Yastığa başımı koyduğumdan beri, bir sağa bir sola dönüyordum. Gözlerimi kapattığım anda, arkadaşlarımın ve Chae'nin başına gelenler tekrar canlanıyor gibi oluyor ve ben daha çok üzülüyordum. Gün ağarırken, yattağım yerden kalktım ve elimi yüzümü yıkamak için banyoya yöneldim.

Defalarca kez yüzümü yıkayıp kendime gelmeye çalıştığımda; havluyu elime aldım ve banyodan çıkmıştım. Yüzümü yıkamanın beni kendime getiremeyeceğini çok geçmeden anlamam uzun sürmemişti. Kaldığımız odaya geri döndüğümde, bir kişi hariç herkes yerinde olduğunu ve uyumaya devam ettiğini görmüştüm.

Uyuyamayacağımı bildiğimden odadan tekrar çıkıp, salona geldiğimde uyuyan bir kaç kişinin içinde yine onu görememiştim. İki seçenek vardı, ya dışarı hava almaya çıkmıştı ya da aşağı laboratuvar bölümüne inmişti. Oraya izinsiz girilemeyeceği aklıma geldiğinde; ilk düşündüğüm seçeneğe bakmak için, adımlarımı dış kapıya yönlendirdim. Kapıyı açtığımda; ayakkabılarımı giydim ve derin bir nefes alarak dışarı çıktım. Az ilerde gördüğüm bedene doğru yaklaştığımda, adım seslerinden irkilerek bana dönmesiyle başımı hafifçe eğerek selam verdim.

"Napıyorsun burda, seni göremeyince merak ettim" gözyaşlarını silmeye çalıştığını gördüğümde içim daha çok acımıştı. Ben ağlamıyordum ama onun ne hissettiğini de gayet iyi anlıyordum.

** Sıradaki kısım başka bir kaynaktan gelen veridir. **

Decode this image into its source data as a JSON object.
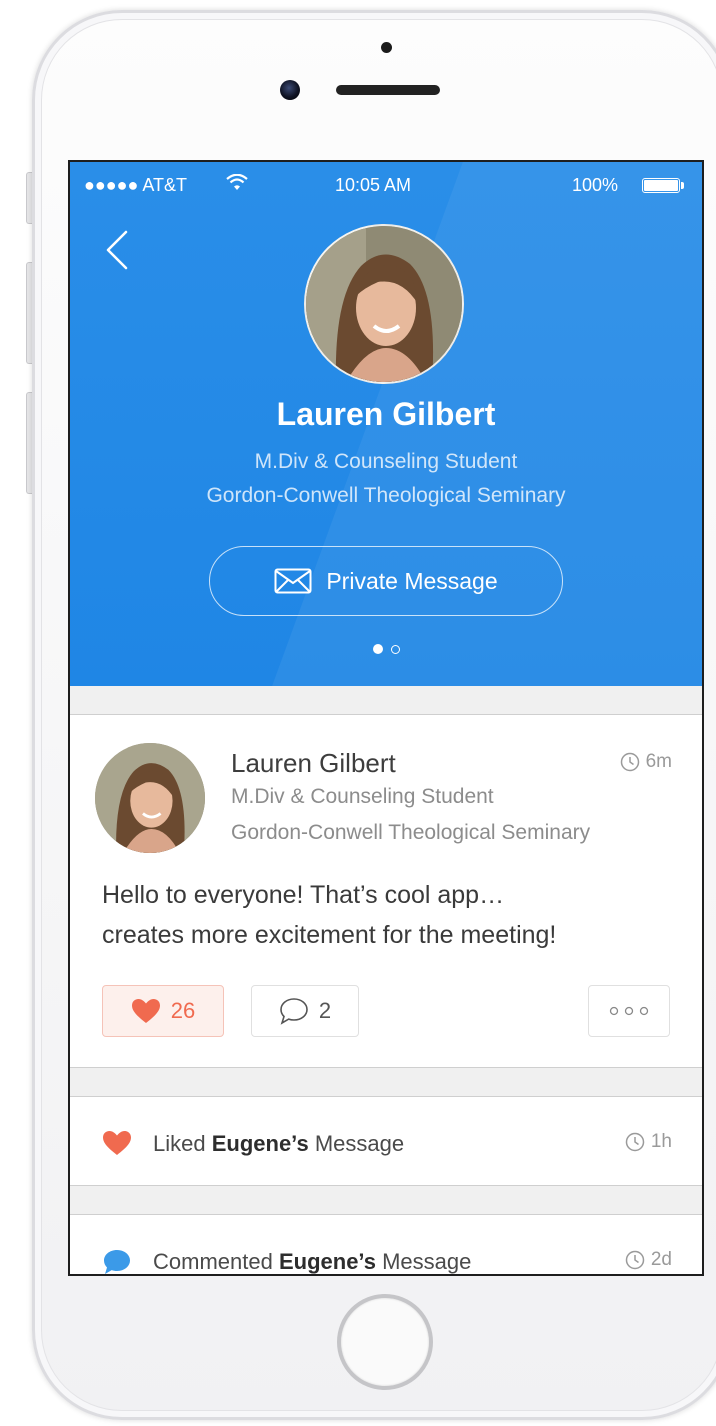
{
  "status_bar": {
    "carrier": "●●●●● AT&T",
    "time": "10:05 AM",
    "battery": "100%"
  },
  "profile": {
    "name": "Lauren Gilbert",
    "role": "M.Div & Counseling Student",
    "school": "Gordon-Conwell Theological Seminary",
    "message_button": "Private Message",
    "page_dots": {
      "total": 2,
      "active": 1
    }
  },
  "post": {
    "author": "Lauren Gilbert",
    "role": "M.Div & Counseling Student",
    "school": "Gordon-Conwell Theological Seminary",
    "time": "6m",
    "body_line1": "Hello to everyone! That’s cool app…",
    "body_line2": "creates more excitement for the meeting!",
    "likes": "26",
    "comments": "2"
  },
  "activities": [
    {
      "icon": "heart-icon",
      "verb": "Liked",
      "subject": "Eugene’s",
      "object": "Message",
      "time": "1h",
      "color": "#f06a4f"
    },
    {
      "icon": "comment-icon",
      "verb": "Commented",
      "subject": "Eugene’s",
      "object": "Message",
      "time": "2d",
      "color": "#3b9ae8"
    }
  ],
  "colors": {
    "accent": "#1f86e5",
    "like": "#f06a4f",
    "comment": "#3b9ae8"
  }
}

"O gitti, o bir daha asla bizim gibi olamayacak!" ağlayışları çoğaldığında sıkıca ona sarıldım.

Jennie'den bahsediyordu. Boynundan yaralandığı için çok fazla sürmeden dönüşmeye başlamıştı. Bu sebeple onu da Jimin'in yanındaki odaya kilitlemişlerdi. O haline ve geçirdiği sürece şahit olduğumuzdan ve elimizden hiçbirşey gelmediğinden dolayı kahrolmuştuk. Onu kaybetmek bizi paramparça etmişti ama en çok da üzülen Hoseok olduğu apaçık ortadaydı.

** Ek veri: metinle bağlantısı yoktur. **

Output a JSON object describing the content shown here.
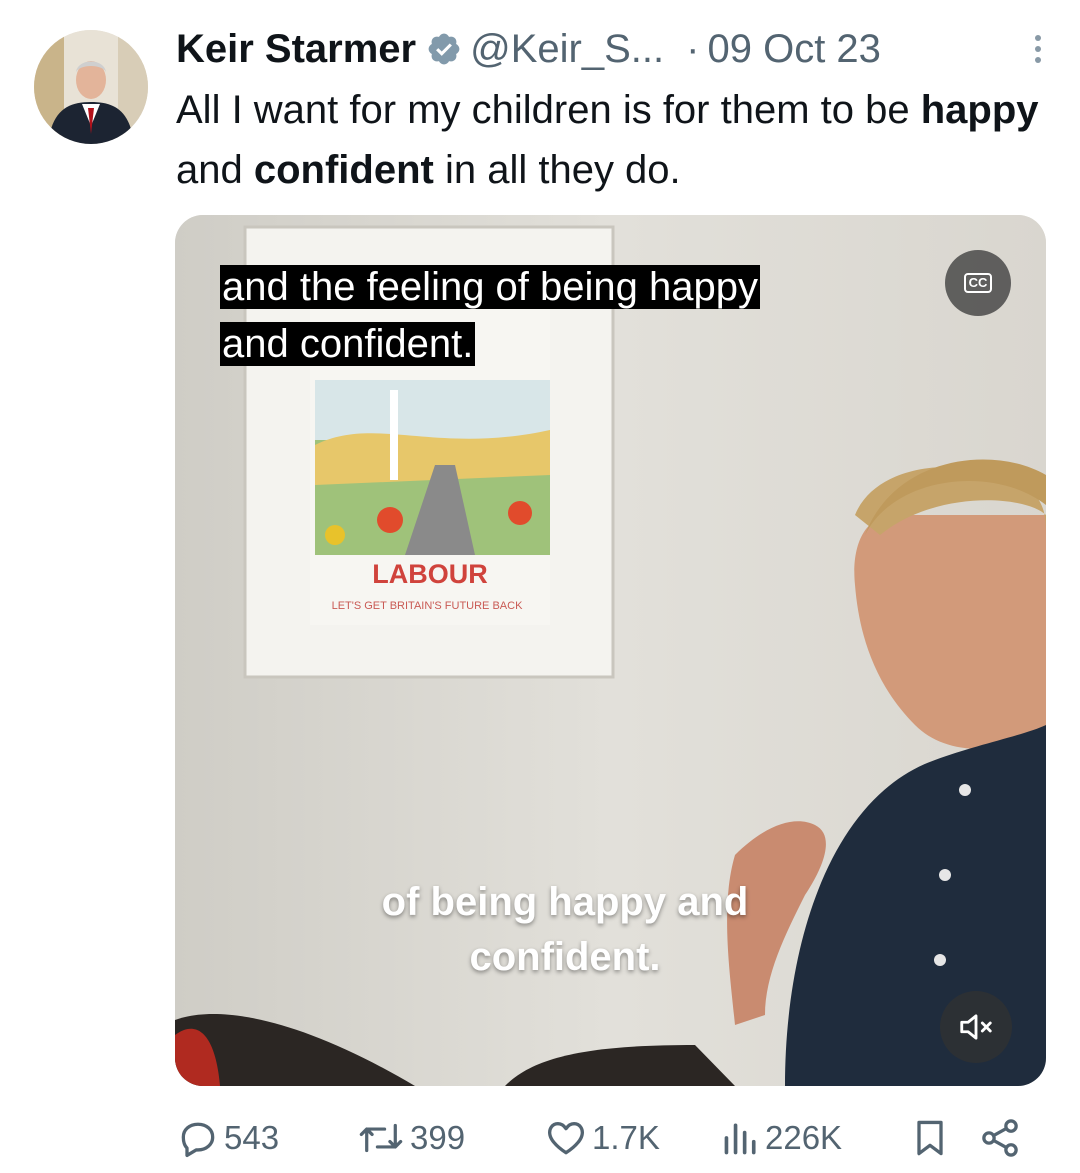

Yoongi'nin durumu ise iyiydi be neyseki onlardan biri olmamıştı. O, dönüşmeden hemen önce kolunu kesip, virüsün yayılımı durdurmuşlar ve onu kurtarmışlardı. Bir uzvunu kaybetse bile en azından şu an hayatta olduğunu bilmek bile güzeldi.

"Ben.. Ben onu seviyordum, Jungkook" Hoseok, derin bir nefes aldığında kendini biraz toplarlamaya çalışmıştı. Tam birşey diyeceğim sırada arkamızdan gelen adım seslerini duyduğumuzda elimi belime atıp, silahımı çıkarttım.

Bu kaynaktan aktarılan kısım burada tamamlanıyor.